Créée à Liège en février 2018, reprise à l’Opéra Comique un mois plus tard puis proposée à l’Opéra de Lausanne en mars 2023, la production du Domino noir imaginée par Valérie Lesort et Christian Hecq a rencontré un joli succès partout où elle s’est arrêtée. Elle retrouve aujourd’hui la maison qui vit naître le chef-d’œuvre d’Auber en 1837, et a même l’honneur d’ouvrir la nouvelle saison sous la baguette du chef et directeur maison Louis Langrée. Un choix des plus heureux si l’on en croit les applaudissements enthousiastes qui ont accueilli cette reprise en ce soir de première. Les raisons de ce formidable succès ? Une mise en scène pleine d’espièglerie et une distribution quasi idéale, parfaitement adaptée à l’œuvre.
La mise en scène tout d’abord : vive, gentiment décalée, poétique (grâce également aux beaux décors et costumes de Laurent Peduzzi et Vanessa Sannino), lorgnant parfois du côté de l’opéra-bouffe sans jamais y tomber vraiment, elle continue d’amuser (les nonnes sonnant les matines au dernier acte,), de charmer et de surprendre (le rôti de porc « chantant » à l’acte II, les statues qui s’animent à l’acte III) ; surtout, elle confère au livret de Scribe, assez indigent il faut bien l’avouer, la fantaisie, le rythme, et un minimum de tension dramatique – ce dont il est absolument dépourvu. Des jeunes hommes très entreprenants, des jeunes filles farouches mais pas trop, des religieuses assez intéressées par ce qui se passe « dans le monde », un mari jaloux qui ne se prive pas de tromper sa femme : Dieu sait à quels abîmes de lourdeur, de gauloiserie, et d’humour bien gras cette trame assez simpliste pourrait conduire aujourd’hui tel ou tel metteur en scène. Rien de tel ici, où tout reste léger, drôle (parfois vraiment très drôle !), surprenant, sans jamais dénaturer l’esprit ni l’esthétique de l’œuvre d’Auber.

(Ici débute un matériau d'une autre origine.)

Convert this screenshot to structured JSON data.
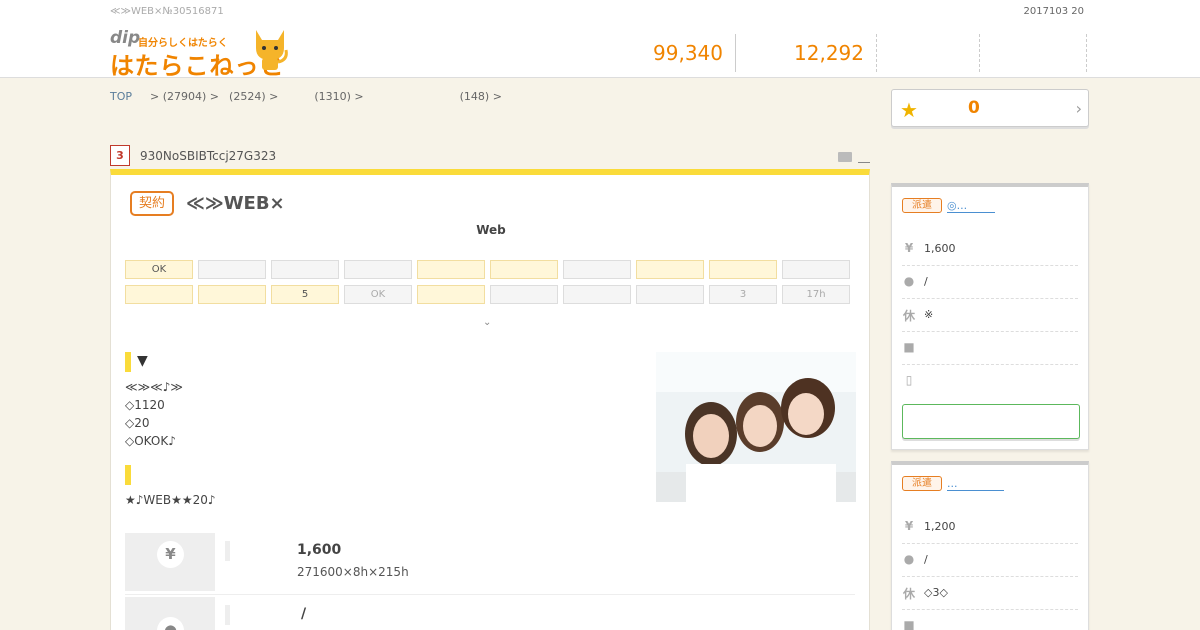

La distribution, on l’a dit, frise l’idéal. On retrouve avec bonheur Anne-Catherine Gillet dans un répertoire qui lui va comme un gant. La soprano campe une Angèle drôle et mutine, et si la voix a récemment gagné une belle rondeur dans le médium, elle n’en demeure pas moins agile : la chanteuse délivre, au dernier acte, un très beau « Ah, quelle nuit, le moindre bruit… », qui lui vaut des applaudissements particulièrement nourris. Cyrille Dubois est un Horace de Massarena tout à la fois fougueux, romantique et délicieusement naïf. La diction et le style restent exemplaires, la conduite vocale également – à un ou deux aigus un peu tendus en ce soir de première (« Amour, viens finir mon supplice, / Et près d’elle guider mes pas… »). Sylvia Bergé, Laurent Montel, Marie Lenormand proposent de nouveau leurs numéros impayables en Ursule, Elfort et Jacinthe. Quant aux nouveaux venus, il se glissent avec une grande aisance dans cette production, de Léo Vermot-Desroches, Juliano de luxe, à Jean-Fernand Setti, Gil Perez effrayant lors de sa première apparition, et vraiment très drôle par la suite en geôlier du couvent dépassé par les événements. Le rôle de Brigitte n’est pas très développé mais permet néanmoins à Victoire Bunel de faire valoir son timbre chaud, qui se marie fort bien à celui d’Anne-Catherine Gillet dans le trio du premier acte. Mention spéciale enfin à Isabelle Jacques, qui parvient à tirer son épingle du jeu et à faire apprécier une voix bien projetée dans le rôle très bref de la Tourière.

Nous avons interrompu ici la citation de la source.